Post Mitigation Report plays a vital role in strengthening your defense strategy. By reviewing patterns in traffic origin, volume, and behavior, teams can:
o Identify recurring attack sources or suspicious geographies
o Correlate DDoS activity with other system anomalies
o Fine-tune firewall and WAF rules based on attacker fingerprints
In short, this enriched reporting not only enhances visibility but also enables teams to proactively adapt their security posture and reduce the impact of future attacks.
- Who gets notified? Office 365 API connector
Both emails are sent using an authenticated Office 365 connector, delivered to the security team and tagged owner (which will be inputted during deployment). The high-priority email ensures visibility, while the second report gives retrospective clarity.
Why this is useful:
- Reduces manual effort: No more pivoting across multiple tools to gather context
- Speeds up response: Teams get instant details
- Bridges Alert to Action: Combines signal (alert) with enrichment (resource graph + logs) and delivery (email)
- Customizable: You can adjust queries, recipients, or even trigger conditions
- Azure Monitor Logs API Connector
The Azure Monitor Logs API Connector allows Logic Apps to query data from Log Analytics using Kusto Query Language (KQL). In this solution, it’s essential for extracting DDoS-specific insights—such as top attacking IPs, countries, ASNs, and traffic volume—from diagnostic logs.

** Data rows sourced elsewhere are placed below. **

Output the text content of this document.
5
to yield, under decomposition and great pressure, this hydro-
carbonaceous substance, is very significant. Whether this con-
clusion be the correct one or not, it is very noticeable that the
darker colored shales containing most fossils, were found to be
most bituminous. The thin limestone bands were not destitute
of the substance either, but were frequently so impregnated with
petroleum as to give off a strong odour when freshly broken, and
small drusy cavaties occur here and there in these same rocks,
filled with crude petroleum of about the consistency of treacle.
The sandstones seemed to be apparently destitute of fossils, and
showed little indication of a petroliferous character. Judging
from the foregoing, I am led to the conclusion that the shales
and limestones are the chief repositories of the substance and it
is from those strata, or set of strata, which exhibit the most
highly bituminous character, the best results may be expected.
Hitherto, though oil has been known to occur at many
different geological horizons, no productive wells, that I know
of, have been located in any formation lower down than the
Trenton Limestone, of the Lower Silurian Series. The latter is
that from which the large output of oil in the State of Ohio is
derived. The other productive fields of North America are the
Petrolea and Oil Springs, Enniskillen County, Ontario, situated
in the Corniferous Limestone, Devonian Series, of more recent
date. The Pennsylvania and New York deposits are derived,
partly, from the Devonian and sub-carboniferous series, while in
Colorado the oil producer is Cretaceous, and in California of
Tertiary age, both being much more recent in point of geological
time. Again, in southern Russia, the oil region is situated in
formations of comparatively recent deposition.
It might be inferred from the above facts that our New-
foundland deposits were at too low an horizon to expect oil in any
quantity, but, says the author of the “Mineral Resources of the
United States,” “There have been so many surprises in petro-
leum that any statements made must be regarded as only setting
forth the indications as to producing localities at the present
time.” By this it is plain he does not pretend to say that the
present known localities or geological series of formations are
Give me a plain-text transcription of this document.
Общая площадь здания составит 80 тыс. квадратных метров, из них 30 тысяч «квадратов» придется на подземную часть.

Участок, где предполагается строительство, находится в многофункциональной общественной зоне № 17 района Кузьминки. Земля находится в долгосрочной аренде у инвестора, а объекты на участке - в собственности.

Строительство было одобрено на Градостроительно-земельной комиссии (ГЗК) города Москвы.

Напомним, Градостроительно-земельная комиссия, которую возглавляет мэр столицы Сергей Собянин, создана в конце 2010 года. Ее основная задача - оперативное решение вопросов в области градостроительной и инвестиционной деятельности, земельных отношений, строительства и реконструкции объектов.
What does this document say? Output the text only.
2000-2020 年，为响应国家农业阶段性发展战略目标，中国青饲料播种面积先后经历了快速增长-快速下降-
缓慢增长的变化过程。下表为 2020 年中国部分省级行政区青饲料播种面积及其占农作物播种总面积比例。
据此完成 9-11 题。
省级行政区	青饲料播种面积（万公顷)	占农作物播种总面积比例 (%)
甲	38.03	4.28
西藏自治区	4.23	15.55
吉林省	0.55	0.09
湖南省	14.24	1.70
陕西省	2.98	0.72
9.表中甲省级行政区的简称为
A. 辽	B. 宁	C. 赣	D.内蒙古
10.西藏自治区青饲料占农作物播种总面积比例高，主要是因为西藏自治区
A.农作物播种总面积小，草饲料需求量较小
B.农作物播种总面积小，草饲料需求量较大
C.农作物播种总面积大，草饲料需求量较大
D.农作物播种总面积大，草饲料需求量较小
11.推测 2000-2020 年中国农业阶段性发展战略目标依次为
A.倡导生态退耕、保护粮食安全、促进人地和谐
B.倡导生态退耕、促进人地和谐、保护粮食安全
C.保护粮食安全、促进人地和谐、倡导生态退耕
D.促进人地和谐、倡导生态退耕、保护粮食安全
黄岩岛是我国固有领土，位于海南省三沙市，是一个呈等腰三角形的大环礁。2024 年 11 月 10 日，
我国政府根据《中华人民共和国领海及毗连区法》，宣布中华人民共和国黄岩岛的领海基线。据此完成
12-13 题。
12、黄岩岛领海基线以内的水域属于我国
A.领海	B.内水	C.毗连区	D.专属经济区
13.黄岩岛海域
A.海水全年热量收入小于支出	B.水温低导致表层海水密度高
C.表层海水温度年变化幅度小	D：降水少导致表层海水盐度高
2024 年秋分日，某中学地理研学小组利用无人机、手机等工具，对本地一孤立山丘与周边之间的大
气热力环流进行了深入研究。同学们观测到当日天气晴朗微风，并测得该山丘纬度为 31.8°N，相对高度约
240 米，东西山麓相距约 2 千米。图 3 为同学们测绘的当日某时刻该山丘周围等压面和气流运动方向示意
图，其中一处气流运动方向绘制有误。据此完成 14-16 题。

What It Does in This Template:
- Executes KQL queries against your Log Analytics Workspace
- Retrieves:
- Flow logs from DDoSMitigationFlowLogs
- Mitigation reports from DDoSMitigationReports
- Delivers summarized data such as:
- Top attacker IPs
- Source ASNs and countries
- Mitigation start/end time
- Traffic patterns
Here are some examples of the Automated & Enriched DDoS E-Mails:
Potential Attack, First Email, as soon as an attack event is identified:
Post Mitigation Summary Email:
Conclusion:
This Logic App doesn’t just automate alerting—it empowers your team with actionable context. By stitching together signals from Azure Monitor and Resource Graph, and packaging them into enriched, structured emails, it transforms raw alerts into informed decisions. Whether you’re triaging incidents or conducting post-attack analysis, this setup ensures you’re not starting from scratch each time. As attacks grow more complex, automation like this isn’t just nice to have—it’s essential. Start simple, adapt to your needs, and let your defenses work smarter.